What could have happened? How and why? If the door had been securely locked and the old nurse been with the child, how could the kidnapper have borne him away?

What? How? Why?

More, ever more, questions crowded the man’s brain, all equally without answer.

But now, he dimly realized, was no time for solving problems. The minute demanded swift and drastic action. He must find, must save, his son! After that other riddles could he unraveled.

“H’yemba!” he cried hoarsely. “This is H’yemba’s work! Revenge and hate have driven him to rebel again. To try to seize Beatrice! To steal my son! At this time of peril and affliction, above all others! H’yemba! The smith must die!”

But first he realized he must get Beatrice into safety.

In haste he ran to the door, picked up the girl and carried her to the bed. Here he disposed her at ease, covered her with the bedding, and bathed her face and hands with water from the cooling-jar.

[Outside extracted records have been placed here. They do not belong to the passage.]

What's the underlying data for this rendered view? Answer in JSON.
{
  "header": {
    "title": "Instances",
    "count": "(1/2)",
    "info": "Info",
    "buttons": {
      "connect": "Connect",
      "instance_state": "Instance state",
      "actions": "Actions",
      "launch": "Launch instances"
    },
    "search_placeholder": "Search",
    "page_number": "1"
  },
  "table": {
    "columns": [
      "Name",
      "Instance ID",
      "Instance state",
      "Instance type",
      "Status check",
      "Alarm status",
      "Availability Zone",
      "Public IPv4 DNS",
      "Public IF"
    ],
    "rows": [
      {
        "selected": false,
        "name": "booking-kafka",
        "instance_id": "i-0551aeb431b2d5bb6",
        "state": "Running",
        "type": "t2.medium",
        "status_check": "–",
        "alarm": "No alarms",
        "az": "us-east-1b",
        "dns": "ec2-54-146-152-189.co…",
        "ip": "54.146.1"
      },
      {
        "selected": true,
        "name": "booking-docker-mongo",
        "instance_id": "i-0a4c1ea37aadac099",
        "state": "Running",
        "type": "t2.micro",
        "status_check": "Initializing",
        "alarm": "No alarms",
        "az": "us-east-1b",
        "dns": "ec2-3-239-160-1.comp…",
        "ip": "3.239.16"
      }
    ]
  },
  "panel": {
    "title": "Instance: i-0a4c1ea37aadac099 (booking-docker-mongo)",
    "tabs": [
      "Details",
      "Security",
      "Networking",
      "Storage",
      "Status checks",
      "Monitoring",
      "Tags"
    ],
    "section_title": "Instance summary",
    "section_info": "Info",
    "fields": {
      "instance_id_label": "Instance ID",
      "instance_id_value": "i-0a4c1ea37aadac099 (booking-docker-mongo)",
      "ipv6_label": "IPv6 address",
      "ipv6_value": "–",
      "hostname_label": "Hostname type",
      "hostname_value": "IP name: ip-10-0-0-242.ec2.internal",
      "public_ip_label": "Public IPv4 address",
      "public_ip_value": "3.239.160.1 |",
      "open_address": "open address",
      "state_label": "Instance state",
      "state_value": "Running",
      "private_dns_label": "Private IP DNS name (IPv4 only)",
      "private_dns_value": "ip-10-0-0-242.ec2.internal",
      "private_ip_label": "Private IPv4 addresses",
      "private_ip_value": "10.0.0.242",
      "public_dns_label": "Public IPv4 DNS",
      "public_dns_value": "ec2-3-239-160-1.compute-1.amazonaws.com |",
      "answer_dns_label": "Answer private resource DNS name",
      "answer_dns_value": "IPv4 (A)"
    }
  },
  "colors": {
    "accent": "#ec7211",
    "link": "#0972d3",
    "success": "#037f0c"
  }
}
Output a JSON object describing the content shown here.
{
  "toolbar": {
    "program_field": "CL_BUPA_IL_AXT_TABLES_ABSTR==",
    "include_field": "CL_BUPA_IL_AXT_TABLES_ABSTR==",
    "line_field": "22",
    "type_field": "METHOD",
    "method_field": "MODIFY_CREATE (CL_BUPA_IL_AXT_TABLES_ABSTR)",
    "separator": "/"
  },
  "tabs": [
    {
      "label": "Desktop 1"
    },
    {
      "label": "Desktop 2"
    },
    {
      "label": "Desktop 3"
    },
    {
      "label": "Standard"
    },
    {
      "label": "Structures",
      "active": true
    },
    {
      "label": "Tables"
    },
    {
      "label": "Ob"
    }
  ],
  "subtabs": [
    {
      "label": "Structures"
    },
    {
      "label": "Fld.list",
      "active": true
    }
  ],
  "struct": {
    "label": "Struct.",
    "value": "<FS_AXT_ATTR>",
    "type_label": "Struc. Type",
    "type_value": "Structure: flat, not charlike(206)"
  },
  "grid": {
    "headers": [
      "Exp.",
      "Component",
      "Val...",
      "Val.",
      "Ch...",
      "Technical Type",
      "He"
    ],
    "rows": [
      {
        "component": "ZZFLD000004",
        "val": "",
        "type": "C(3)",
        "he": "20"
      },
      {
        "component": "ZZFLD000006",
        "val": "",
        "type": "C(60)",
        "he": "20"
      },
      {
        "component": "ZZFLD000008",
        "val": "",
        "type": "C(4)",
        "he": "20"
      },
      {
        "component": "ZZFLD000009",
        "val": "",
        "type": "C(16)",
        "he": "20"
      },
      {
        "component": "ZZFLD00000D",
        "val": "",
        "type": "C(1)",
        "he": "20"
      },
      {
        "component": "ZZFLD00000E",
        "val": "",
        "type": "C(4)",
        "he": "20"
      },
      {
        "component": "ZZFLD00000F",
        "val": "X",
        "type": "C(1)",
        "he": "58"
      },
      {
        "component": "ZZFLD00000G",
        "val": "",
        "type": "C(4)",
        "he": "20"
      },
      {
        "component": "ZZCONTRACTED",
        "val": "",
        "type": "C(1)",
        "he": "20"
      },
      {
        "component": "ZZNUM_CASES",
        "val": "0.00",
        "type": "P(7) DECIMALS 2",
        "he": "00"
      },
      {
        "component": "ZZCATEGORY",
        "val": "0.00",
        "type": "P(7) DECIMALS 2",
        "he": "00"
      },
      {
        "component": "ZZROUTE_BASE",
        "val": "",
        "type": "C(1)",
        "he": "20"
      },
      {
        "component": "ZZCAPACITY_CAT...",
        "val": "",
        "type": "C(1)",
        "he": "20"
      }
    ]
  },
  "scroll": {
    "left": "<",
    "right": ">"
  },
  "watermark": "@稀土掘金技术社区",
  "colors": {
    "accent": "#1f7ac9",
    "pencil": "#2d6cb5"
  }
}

The old nurse he laid upon the broad couch by the fire and likewise tended. He saw now she had been struck with a stone ax, a glancing blow, severe, but not necessarily fatal.

“Probably trying to defend the boy!” thought he. “Brave heart! Faithful even unto death—if death be your reward!”

Leaving her, he returned to his wife.

Now, he well understood, he had no time for emotion. There must be no false move. Even at the expense of a little time, he must plan the campaign with skill and execute it with relentless energy.

He alone now stood for power, rule, order, law, in this disintegrated community—this colony racked with disaster, anarchy and death.